I can’t remember where exactly I would have watched him – whether they featured him on Namibian TV when I was growing up or if it was just in the two years that I spent at boarding school that I would have seen him, but I definitely know that I did watch his TV maths lessons – apparently not often enough though or I would definitely have done better at maths.
If the outpouring on social media is anything to go by, he was a part of everybody’s life. Dubbed South Africa’s favourite teacher, he was just one of those people who everyone loved and remembered. I never knew though that he actually came up with the entire idea for his TV lessons himself and pitched it to the SABC, rather than having been hired for the job – his daughter says he did it to try to even the playing field by giving disadvantaged kids access to free extra classes – which just makes him even more lovable.

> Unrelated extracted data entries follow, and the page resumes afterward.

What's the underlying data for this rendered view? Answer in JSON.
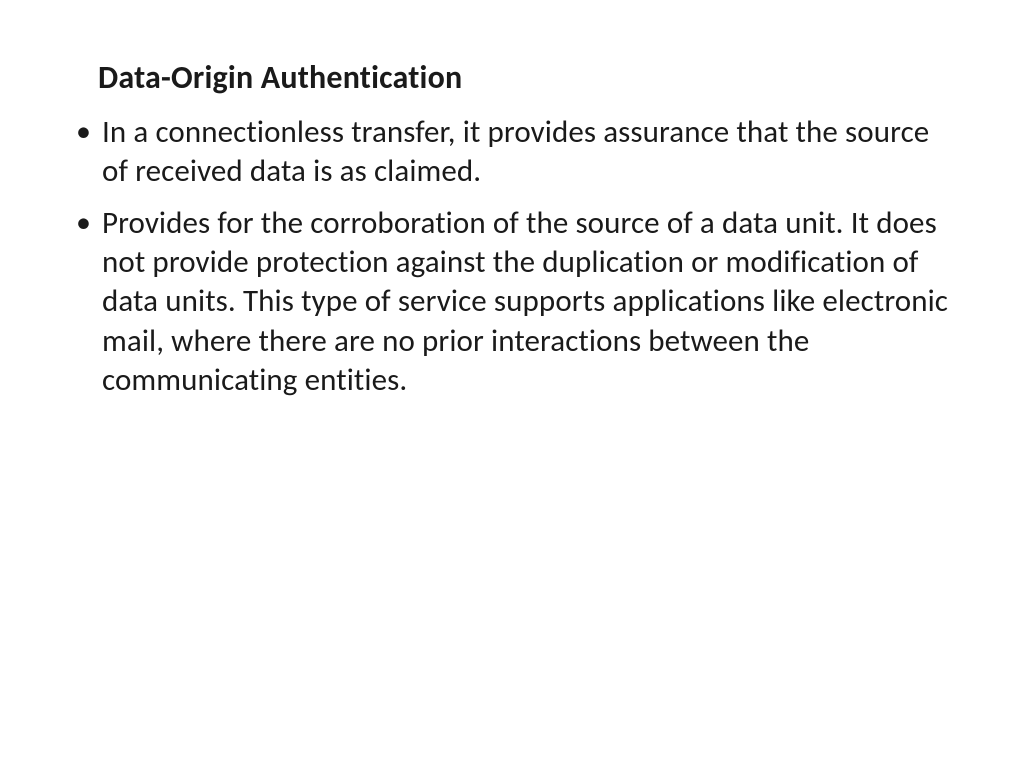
{
  "slide": {
    "title": "Data-Origin Authentication",
    "bullets": [
      "In a connectionless transfer, it provides assurance that the source of received data is as claimed.",
      "Provides for the corroboration of the source of a data unit. It does not provide protection against the duplication or modification of data units. This type of service supports applications like electronic mail, where there are no prior interactions between the communicating entities."
    ]
  }
}
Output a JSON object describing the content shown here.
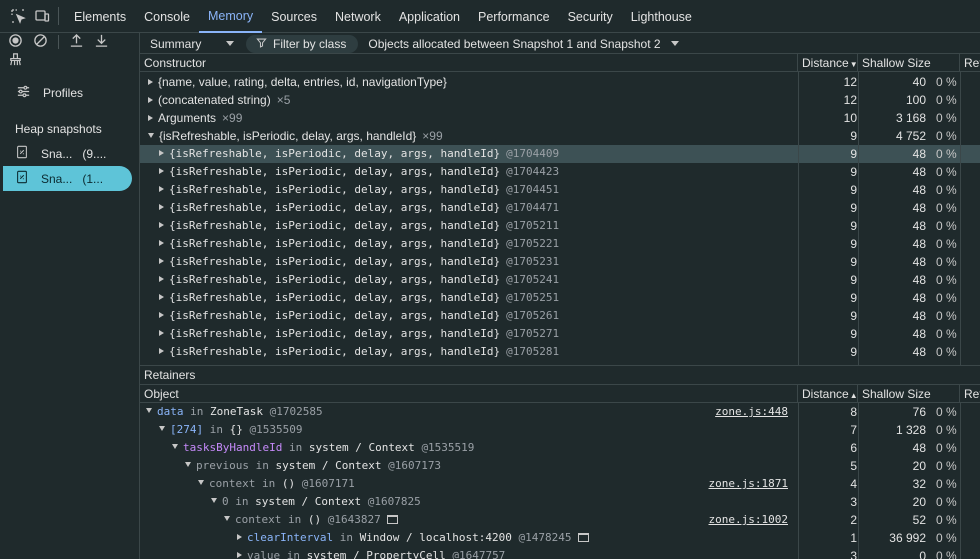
{
  "tabs": [
    {
      "label": "Elements",
      "active": false
    },
    {
      "label": "Console",
      "active": false
    },
    {
      "label": "Memory",
      "active": true
    },
    {
      "label": "Sources",
      "active": false
    },
    {
      "label": "Network",
      "active": false
    },
    {
      "label": "Application",
      "active": false
    },
    {
      "label": "Performance",
      "active": false
    },
    {
      "label": "Security",
      "active": false
    },
    {
      "label": "Lighthouse",
      "active": false
    }
  ],
  "sidebar": {
    "profiles_label": "Profiles",
    "heap_title": "Heap snapshots",
    "snapshots": [
      {
        "label": "Sna...",
        "size": "(9....",
        "selected": false
      },
      {
        "label": "Sna...",
        "size": "(1...",
        "selected": true
      }
    ]
  },
  "toolbar": {
    "view": "Summary",
    "filter": "Filter by class",
    "scope": "Objects allocated between Snapshot 1 and Snapshot 2"
  },
  "constructors": {
    "headers": {
      "constructor": "Constructor",
      "distance": "Distance",
      "shallow": "Shallow Size",
      "retained": "Ret"
    },
    "rows": [
      {
        "name": "{name, value, rating, delta, entries, id, navigationType}",
        "count": "",
        "id": "",
        "distance": "12",
        "shallow": "40",
        "pct": "0 %",
        "level": 0,
        "expanded": false,
        "mono": false
      },
      {
        "name": "(concatenated string)",
        "count": "×5",
        "id": "",
        "distance": "12",
        "shallow": "100",
        "pct": "0 %",
        "level": 0,
        "expanded": false,
        "mono": false
      },
      {
        "name": "Arguments",
        "count": "×99",
        "id": "",
        "distance": "10",
        "shallow": "3 168",
        "pct": "0 %",
        "level": 0,
        "expanded": false,
        "mono": false
      },
      {
        "name": "{isRefreshable, isPeriodic, delay, args, handleId}",
        "count": "×99",
        "id": "",
        "distance": "9",
        "shallow": "4 752",
        "pct": "0 %",
        "level": 0,
        "expanded": true,
        "mono": false
      },
      {
        "name": "{isRefreshable, isPeriodic, delay, args, handleId}",
        "count": "",
        "id": "@1704409",
        "distance": "9",
        "shallow": "48",
        "pct": "0 %",
        "level": 1,
        "expanded": false,
        "mono": true,
        "selected": true
      },
      {
        "name": "{isRefreshable, isPeriodic, delay, args, handleId}",
        "count": "",
        "id": "@1704423",
        "distance": "9",
        "shallow": "48",
        "pct": "0 %",
        "level": 1,
        "expanded": false,
        "mono": true
      },
      {
        "name": "{isRefreshable, isPeriodic, delay, args, handleId}",
        "count": "",
        "id": "@1704451",
        "distance": "9",
        "shallow": "48",
        "pct": "0 %",
        "level": 1,
        "expanded": false,
        "mono": true
      },
      {
        "name": "{isRefreshable, isPeriodic, delay, args, handleId}",
        "count": "",
        "id": "@1704471",
        "distance": "9",
        "shallow": "48",
        "pct": "0 %",
        "level": 1,
        "expanded": false,
        "mono": true
      },
      {
        "name": "{isRefreshable, isPeriodic, delay, args, handleId}",
        "count": "",
        "id": "@1705211",
        "distance": "9",
        "shallow": "48",
        "pct": "0 %",
        "level": 1,
        "expanded": false,
        "mono": true
      },
      {
        "name": "{isRefreshable, isPeriodic, delay, args, handleId}",
        "count": "",
        "id": "@1705221",
        "distance": "9",
        "shallow": "48",
        "pct": "0 %",
        "level": 1,
        "expanded": false,
        "mono": true
      },
      {
        "name": "{isRefreshable, isPeriodic, delay, args, handleId}",
        "count": "",
        "id": "@1705231",
        "distance": "9",
        "shallow": "48",
        "pct": "0 %",
        "level": 1,
        "expanded": false,
        "mono": true
      },
      {
        "name": "{isRefreshable, isPeriodic, delay, args, handleId}",
        "count": "",
        "id": "@1705241",
        "distance": "9",
        "shallow": "48",
        "pct": "0 %",
        "level": 1,
        "expanded": false,
        "mono": true
      },
      {
        "name": "{isRefreshable, isPeriodic, delay, args, handleId}",
        "count": "",
        "id": "@1705251",
        "distance": "9",
        "shallow": "48",
        "pct": "0 %",
        "level": 1,
        "expanded": false,
        "mono": true
      },
      {
        "name": "{isRefreshable, isPeriodic, delay, args, handleId}",
        "count": "",
        "id": "@1705261",
        "distance": "9",
        "shallow": "48",
        "pct": "0 %",
        "level": 1,
        "expanded": false,
        "mono": true
      },
      {
        "name": "{isRefreshable, isPeriodic, delay, args, handleId}",
        "count": "",
        "id": "@1705271",
        "distance": "9",
        "shallow": "48",
        "pct": "0 %",
        "level": 1,
        "expanded": false,
        "mono": true
      },
      {
        "name": "{isRefreshable, isPeriodic, delay, args, handleId}",
        "count": "",
        "id": "@1705281",
        "distance": "9",
        "shallow": "48",
        "pct": "0 %",
        "level": 1,
        "expanded": false,
        "mono": true
      }
    ]
  },
  "retainers": {
    "title": "Retainers",
    "headers": {
      "object": "Object",
      "distance": "Distance",
      "shallow": "Shallow Size",
      "retained": "Ret"
    },
    "rows": [
      {
        "prop": "data",
        "propStyle": "blue",
        "in": "in",
        "target": "ZoneTask",
        "id": "@1702585",
        "link": "zone.js:448",
        "distance": "8",
        "shallow": "76",
        "pct": "0 %",
        "level": 0,
        "window": false
      },
      {
        "prop": "[274]",
        "propStyle": "blue",
        "in": "in",
        "target": "{}",
        "id": "@1535509",
        "link": "",
        "distance": "7",
        "shallow": "1 328",
        "pct": "0 %",
        "level": 1,
        "window": false
      },
      {
        "prop": "tasksByHandleId",
        "propStyle": "purple",
        "in": "in",
        "target": "system / Context",
        "id": "@1535519",
        "link": "",
        "distance": "6",
        "shallow": "48",
        "pct": "0 %",
        "level": 2,
        "window": false
      },
      {
        "prop": "previous",
        "propStyle": "dim",
        "in": "in",
        "target": "system / Context",
        "id": "@1607173",
        "link": "",
        "distance": "5",
        "shallow": "20",
        "pct": "0 %",
        "level": 3,
        "window": false
      },
      {
        "prop": "context",
        "propStyle": "dim",
        "in": "in",
        "target": "()",
        "id": "@1607171",
        "link": "zone.js:1871",
        "distance": "4",
        "shallow": "32",
        "pct": "0 %",
        "level": 4,
        "window": false
      },
      {
        "prop": "0",
        "propStyle": "dim",
        "in": "in",
        "target": "system / Context",
        "id": "@1607825",
        "link": "",
        "distance": "3",
        "shallow": "20",
        "pct": "0 %",
        "level": 5,
        "window": false
      },
      {
        "prop": "context",
        "propStyle": "dim",
        "in": "in",
        "target": "()",
        "id": "@1643827",
        "link": "zone.js:1002",
        "distance": "2",
        "shallow": "52",
        "pct": "0 %",
        "level": 6,
        "window": true
      },
      {
        "prop": "clearInterval",
        "propStyle": "blue",
        "in": "in",
        "target": "Window / localhost:4200",
        "id": "@1478245",
        "link": "",
        "distance": "1",
        "shallow": "36 992",
        "pct": "0 %",
        "level": 7,
        "window": true,
        "collapsed": true
      },
      {
        "prop": "value",
        "propStyle": "dim",
        "in": "in",
        "target": "system / PropertyCell",
        "id": "@1647757",
        "link": "",
        "distance": "3",
        "shallow": "0",
        "pct": "0 %",
        "level": 7,
        "window": false,
        "collapsed": true
      }
    ]
  }
}
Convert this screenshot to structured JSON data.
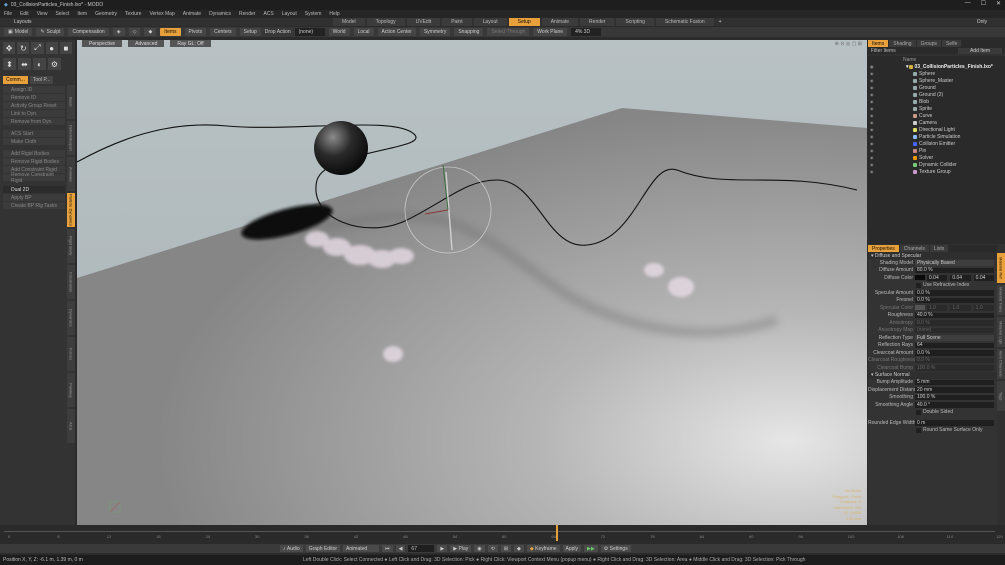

What I think I like most about William Smith is that in this day and age where so many of our heroes get exposed and turn out to have had clay feet, he just seemed to be genuinely unproblematic – he’d been honoured by the President and given an honourary doctorate but I remember watching an interview once where he said that what mattered the most to him was hearing from the people’s whose lives he’d touched.
Oh, and as an aside – I never knew until today though that his father was the man who proved that the coelacanth wasn’t extinct. I actually remember going to see the stuffed one they had in the J.L.B Smith Institute of Ichthyology in what was then still called Grahamstown (now Makhanda) when I was studying at Rhodes University.
It is a very strange looking fish and getting to see it like that was very cool!